Parmi les victimes avec des blessures de défense, 11 ont subi plus de cinq entailles.

5 cas montrent des lésions associées notables : 

  • Un étranglement manuel (1) et des plaies par arme blanche (4), suggérant l’usage d’armes similaires

Contexte et méthodologie de l’enquête rétrospective

Origine et définition des blessures étudiées

Cette étude sur la violence à l’arme blanche en Malaisie adopte une définition précise : les blessures « trancher/couper » résultent de l’impact d’une arme à bord tranchant sur le corps, avec atteinte des organes internes ou des os.

Sont exclues les incisions de type « coupe » (comme la gorge tranchée).

  • Cette distinction permet d’isoler les lésions les plus graves

Catégorisation des circonstances de l’acte

Les classifications utilisées dans l’enquête reposent sur les informations des rapports d’autopsie :

  • Violence intentionnelle : meurtre commandité ou conflit de gangs
  • Violence domestique : disputes au sein du foyer
  • Accident : mise à mort non intentionnelle
  • Homicide psychiatrique : auteur souffrant de maladie mentale
  • Vol : meurtre pendant un cambriolage

Deux cas accidentels illustrent cette typologie : 

  • Une femme atteinte lors d’une rixe entre gangs, et un boucher tué par le coup de couperet d’un collègue lors d’une querelle

Interprétation médico-légale et limites de l’étude

Facteurs explicatifs de la forte incidence malaisienne

Plusieurs éléments expliquent ces résultats.

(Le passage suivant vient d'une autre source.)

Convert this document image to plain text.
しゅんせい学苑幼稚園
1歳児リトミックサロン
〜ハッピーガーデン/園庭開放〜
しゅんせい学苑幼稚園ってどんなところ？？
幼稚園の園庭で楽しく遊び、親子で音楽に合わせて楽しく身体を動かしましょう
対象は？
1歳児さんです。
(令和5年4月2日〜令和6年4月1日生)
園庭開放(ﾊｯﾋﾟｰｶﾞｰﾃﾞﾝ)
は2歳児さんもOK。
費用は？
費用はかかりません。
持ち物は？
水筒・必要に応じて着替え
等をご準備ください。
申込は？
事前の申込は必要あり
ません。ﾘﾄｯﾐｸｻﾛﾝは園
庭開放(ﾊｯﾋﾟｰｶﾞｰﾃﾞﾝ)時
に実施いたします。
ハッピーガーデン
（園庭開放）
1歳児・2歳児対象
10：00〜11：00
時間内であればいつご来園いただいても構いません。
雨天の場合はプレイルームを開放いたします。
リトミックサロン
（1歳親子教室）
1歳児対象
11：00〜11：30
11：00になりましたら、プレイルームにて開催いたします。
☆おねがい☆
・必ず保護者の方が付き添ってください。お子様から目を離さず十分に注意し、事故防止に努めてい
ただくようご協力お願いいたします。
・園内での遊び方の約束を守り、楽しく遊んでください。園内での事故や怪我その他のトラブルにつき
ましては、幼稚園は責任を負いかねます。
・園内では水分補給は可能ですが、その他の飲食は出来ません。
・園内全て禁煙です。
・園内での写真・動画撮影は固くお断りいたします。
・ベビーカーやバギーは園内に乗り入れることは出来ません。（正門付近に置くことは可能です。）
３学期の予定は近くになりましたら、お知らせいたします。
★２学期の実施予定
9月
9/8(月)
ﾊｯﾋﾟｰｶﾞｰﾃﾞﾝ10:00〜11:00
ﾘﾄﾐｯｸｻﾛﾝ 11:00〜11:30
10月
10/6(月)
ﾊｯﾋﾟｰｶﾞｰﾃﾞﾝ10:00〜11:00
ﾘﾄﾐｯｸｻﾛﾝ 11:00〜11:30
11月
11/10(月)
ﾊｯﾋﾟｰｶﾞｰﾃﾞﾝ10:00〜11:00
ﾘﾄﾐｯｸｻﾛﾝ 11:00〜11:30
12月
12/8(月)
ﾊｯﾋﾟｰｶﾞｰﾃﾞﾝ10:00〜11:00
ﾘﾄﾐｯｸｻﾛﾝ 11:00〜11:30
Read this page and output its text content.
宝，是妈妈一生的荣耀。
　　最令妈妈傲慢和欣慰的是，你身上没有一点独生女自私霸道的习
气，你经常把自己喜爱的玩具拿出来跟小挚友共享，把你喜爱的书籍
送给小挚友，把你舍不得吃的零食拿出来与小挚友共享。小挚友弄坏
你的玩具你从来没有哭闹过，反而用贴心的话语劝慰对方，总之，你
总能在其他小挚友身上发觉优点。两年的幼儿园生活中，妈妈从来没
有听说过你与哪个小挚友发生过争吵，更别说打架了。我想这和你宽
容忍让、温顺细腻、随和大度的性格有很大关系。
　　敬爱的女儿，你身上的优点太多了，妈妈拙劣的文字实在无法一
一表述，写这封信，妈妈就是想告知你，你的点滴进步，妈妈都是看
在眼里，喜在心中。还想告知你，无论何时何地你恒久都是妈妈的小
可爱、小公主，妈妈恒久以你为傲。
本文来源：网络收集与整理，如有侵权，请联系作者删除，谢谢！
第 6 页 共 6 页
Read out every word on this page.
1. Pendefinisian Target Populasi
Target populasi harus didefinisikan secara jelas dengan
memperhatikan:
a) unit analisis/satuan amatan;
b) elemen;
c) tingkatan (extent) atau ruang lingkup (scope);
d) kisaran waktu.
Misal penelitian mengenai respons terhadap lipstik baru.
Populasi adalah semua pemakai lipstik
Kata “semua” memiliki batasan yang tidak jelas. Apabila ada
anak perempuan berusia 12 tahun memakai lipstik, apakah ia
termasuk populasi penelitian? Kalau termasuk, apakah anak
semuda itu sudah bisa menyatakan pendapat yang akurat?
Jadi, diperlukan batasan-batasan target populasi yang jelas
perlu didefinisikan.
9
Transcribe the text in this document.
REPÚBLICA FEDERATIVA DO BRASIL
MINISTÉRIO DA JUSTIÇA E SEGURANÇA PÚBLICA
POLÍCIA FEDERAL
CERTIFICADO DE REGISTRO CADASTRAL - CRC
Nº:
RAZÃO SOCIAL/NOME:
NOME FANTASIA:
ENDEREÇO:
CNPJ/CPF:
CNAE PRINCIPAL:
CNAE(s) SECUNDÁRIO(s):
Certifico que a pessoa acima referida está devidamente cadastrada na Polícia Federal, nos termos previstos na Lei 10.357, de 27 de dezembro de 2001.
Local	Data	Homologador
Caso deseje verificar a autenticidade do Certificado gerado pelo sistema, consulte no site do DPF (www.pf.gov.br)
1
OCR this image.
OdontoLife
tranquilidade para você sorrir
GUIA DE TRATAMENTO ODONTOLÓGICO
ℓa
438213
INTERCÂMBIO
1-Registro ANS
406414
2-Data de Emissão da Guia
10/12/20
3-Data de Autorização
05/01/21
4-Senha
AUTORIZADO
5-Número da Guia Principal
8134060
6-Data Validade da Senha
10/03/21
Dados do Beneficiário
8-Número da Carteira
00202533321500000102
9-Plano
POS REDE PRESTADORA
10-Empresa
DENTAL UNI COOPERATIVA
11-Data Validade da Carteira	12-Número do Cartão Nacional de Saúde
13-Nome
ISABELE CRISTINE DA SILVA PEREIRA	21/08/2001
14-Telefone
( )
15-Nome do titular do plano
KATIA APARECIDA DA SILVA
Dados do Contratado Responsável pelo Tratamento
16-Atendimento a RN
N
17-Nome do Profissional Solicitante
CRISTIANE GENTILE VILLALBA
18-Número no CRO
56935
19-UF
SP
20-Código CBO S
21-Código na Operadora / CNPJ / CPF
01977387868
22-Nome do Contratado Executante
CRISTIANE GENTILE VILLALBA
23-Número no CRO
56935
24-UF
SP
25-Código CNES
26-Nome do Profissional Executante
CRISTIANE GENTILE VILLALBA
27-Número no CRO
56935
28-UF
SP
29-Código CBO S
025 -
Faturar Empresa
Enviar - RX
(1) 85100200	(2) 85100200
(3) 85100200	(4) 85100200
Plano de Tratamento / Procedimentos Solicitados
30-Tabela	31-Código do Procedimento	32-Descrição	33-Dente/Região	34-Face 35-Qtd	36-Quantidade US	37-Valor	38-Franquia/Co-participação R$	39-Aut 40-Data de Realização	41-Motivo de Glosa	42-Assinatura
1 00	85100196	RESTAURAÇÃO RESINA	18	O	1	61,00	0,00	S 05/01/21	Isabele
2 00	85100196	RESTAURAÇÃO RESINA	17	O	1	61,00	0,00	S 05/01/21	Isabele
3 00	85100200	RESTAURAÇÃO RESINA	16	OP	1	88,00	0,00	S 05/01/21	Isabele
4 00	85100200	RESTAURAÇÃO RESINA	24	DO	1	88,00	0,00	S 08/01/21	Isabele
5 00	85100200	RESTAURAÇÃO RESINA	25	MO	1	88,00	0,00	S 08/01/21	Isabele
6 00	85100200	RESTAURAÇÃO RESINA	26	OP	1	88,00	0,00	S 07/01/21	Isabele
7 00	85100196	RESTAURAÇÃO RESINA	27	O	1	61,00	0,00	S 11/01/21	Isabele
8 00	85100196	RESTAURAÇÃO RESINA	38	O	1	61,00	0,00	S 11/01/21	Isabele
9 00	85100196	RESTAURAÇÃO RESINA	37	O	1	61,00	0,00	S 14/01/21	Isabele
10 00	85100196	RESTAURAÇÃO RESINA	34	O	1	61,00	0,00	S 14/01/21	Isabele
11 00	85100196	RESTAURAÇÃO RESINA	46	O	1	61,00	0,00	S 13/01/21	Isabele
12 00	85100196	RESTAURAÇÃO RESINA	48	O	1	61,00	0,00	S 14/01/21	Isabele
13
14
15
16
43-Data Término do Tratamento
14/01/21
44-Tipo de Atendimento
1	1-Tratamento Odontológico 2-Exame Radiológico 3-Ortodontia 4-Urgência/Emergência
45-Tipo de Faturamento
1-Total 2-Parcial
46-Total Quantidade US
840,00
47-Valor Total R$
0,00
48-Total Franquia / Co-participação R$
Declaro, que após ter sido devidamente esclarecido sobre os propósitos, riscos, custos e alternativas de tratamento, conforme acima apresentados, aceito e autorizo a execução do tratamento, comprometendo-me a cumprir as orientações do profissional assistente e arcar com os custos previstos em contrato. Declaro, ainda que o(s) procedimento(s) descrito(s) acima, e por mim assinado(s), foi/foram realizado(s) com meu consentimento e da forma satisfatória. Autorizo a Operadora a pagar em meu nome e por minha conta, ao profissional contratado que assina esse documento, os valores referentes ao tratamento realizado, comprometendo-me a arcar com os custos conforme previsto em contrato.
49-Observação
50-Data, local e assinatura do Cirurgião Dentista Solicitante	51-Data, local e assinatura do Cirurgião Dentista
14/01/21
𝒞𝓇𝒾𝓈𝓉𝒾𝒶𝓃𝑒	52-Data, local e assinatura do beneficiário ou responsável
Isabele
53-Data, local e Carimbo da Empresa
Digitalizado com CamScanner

  • La disponibilité des armes tranchantes, comme le « parang » (couteau de jardinage), est très élevée
  • Les lois strictes sur les armes à feu en Malaisie ont réduit les homicides par balle, mais ont orienté les auteurs vers d’autres moyens
  • L’arrivée massive de travailleurs indonésiens a introduit des armes traditionnelles (couteau semi-lunaire) souvent utilisées dans les règlements de comptes entre gangs (Triades)

> Les attaques « frénétiques » et les interventions simultanées de plusieurs assaillants expliquent la multiplicité des blessures.

Difficultés d’expertise et limites méthodologiques

L’interprétation des blessures se heurte à plusieurs obstacles. La corrélation entre l’arme et la lésion reste incertaine : 

  • Un même outil peut produire des entailles de profondeurs et longueurs variables selon l’angle, la force, la courbure de la lame ou la zone corporelle touchée. 

Dans les cas à blessures multiples, déterminer le nombre d’armes utilisées ou identifier l’auteur du coup fatal s’avère très délicat.

> San compte rendu des forces de l’ordre, la distinction entre intentionnel et accidentel ne repose que sur des indices comme la force employée (fracture osseuse) ou la partie de la lame ayant porté le coup

Conclusion et perspectives de recherche

Cette étude sur la violence à l’arme blanche en Malaisie démontre que les homicides par entailles dominent les pratiques criminelles à Kuala Lumpur sur la période analysée.

Les difficultés d’expertise médico-légale, notamment pour relier les blessures et les armes, entravent les poursuites judiciaires, en particulier face à des victimes présentant de multiples entailles.